From the moment I began reading Terrence Brown’s “Cultural Nationalism,” I immediately made connections to Dracula. Brown’s text dives deep into the historical implications of Ireland’s cultural nationalism. In search of independence, the country bolstered its distinct identity, especially through literary modes. The power of Irish literature served as a vessel for rebellion and liberation—and Irish culture thus took center stage.
While reading Dracula, one theme that constantly stood out to me was the division between east and west. Transylvania is associated with dark Gothic elements, almost as if the region exists as the abnormal “other,” as a place full of foreboding mystery. The story seems to warn readers about the types or irrationalities that could exist in places beyond traditional scope (such as Eastern Europe). The story often enhances pre-existing apprehension, giving license to common social fears surrounding the “unknown.” Especially in the beginning of the novel, I noticed a bit of a superiority complex in Harker as he first travels around the unfamiliar territory. He marvels at the oddities and comments on the strangeness. This genre in particular, I feel, makes room for explorations on repressed fears, classifications, and anxieties regarding outsiders.
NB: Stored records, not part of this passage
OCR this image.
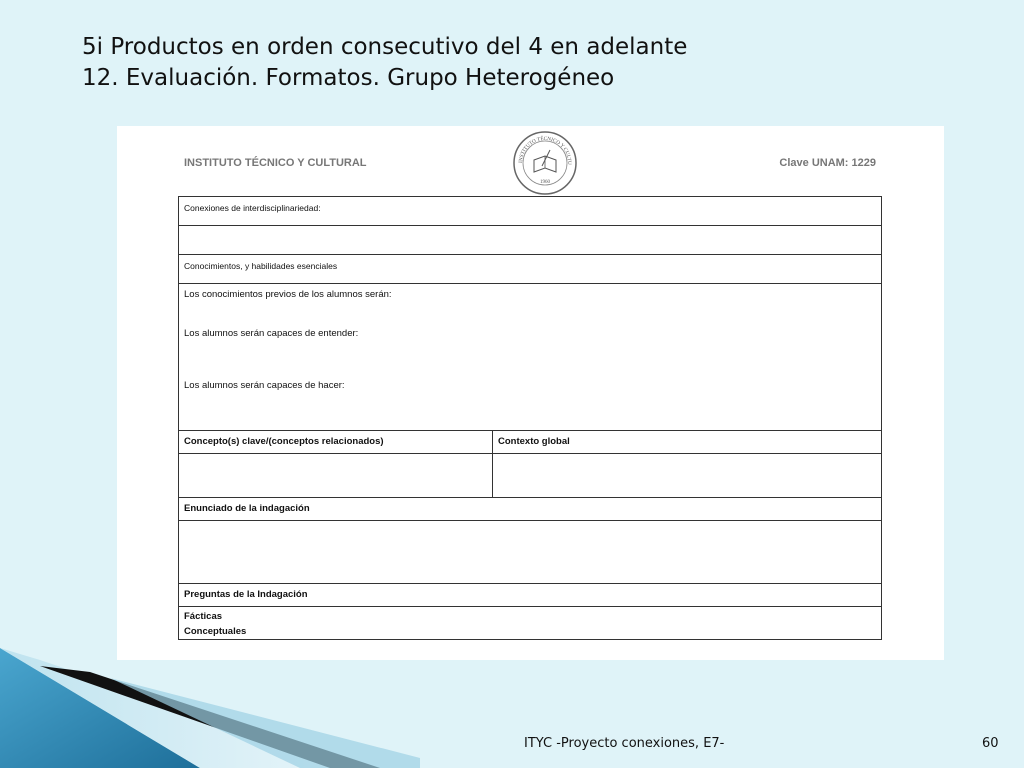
5i Productos en orden consecutivo del 4 en adelante
12. Evaluación. Formatos. Grupo Heterogéneo
INSTITUTO TÉCNICO Y CULTURAL	INSTITUTO TÉCNICO Y CULTU
1960
Clave UNAM: 1229
Conexiones de interdisciplinariedad:
Conocimientos, y habilidades esenciales
Los conocimientos previos de los alumnos serán:
Los alumnos serán capaces de entender:
Los alumnos serán capaces de hacer:
Concepto(s) clave/(conceptos relacionados)	Contexto global
Enunciado de la indagación
Preguntas de la Indagación
Fácticas
Conceptuales
ITYC -Proyecto conexiones, E7-	60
To connect this back to Brown’s text, I wonder if promoting one identity comes at the expense of another. As I analyzed these two pieces this week, I picked up on the Irish importance of preserving its tradition and advancing its presence, and I learned about the experimentations and innovations in literature that stemmed from this time period. As the Irish struggled to gain independence and recognition, I realized that, in many ways, their culture, and their suppressed identity, can be seen as similar to Eastern Europe’s hardships. But on the other, I wonder if Harker’s culture identity, or even Stoker’s as he was writing the novel, created biases that can be seen in the text?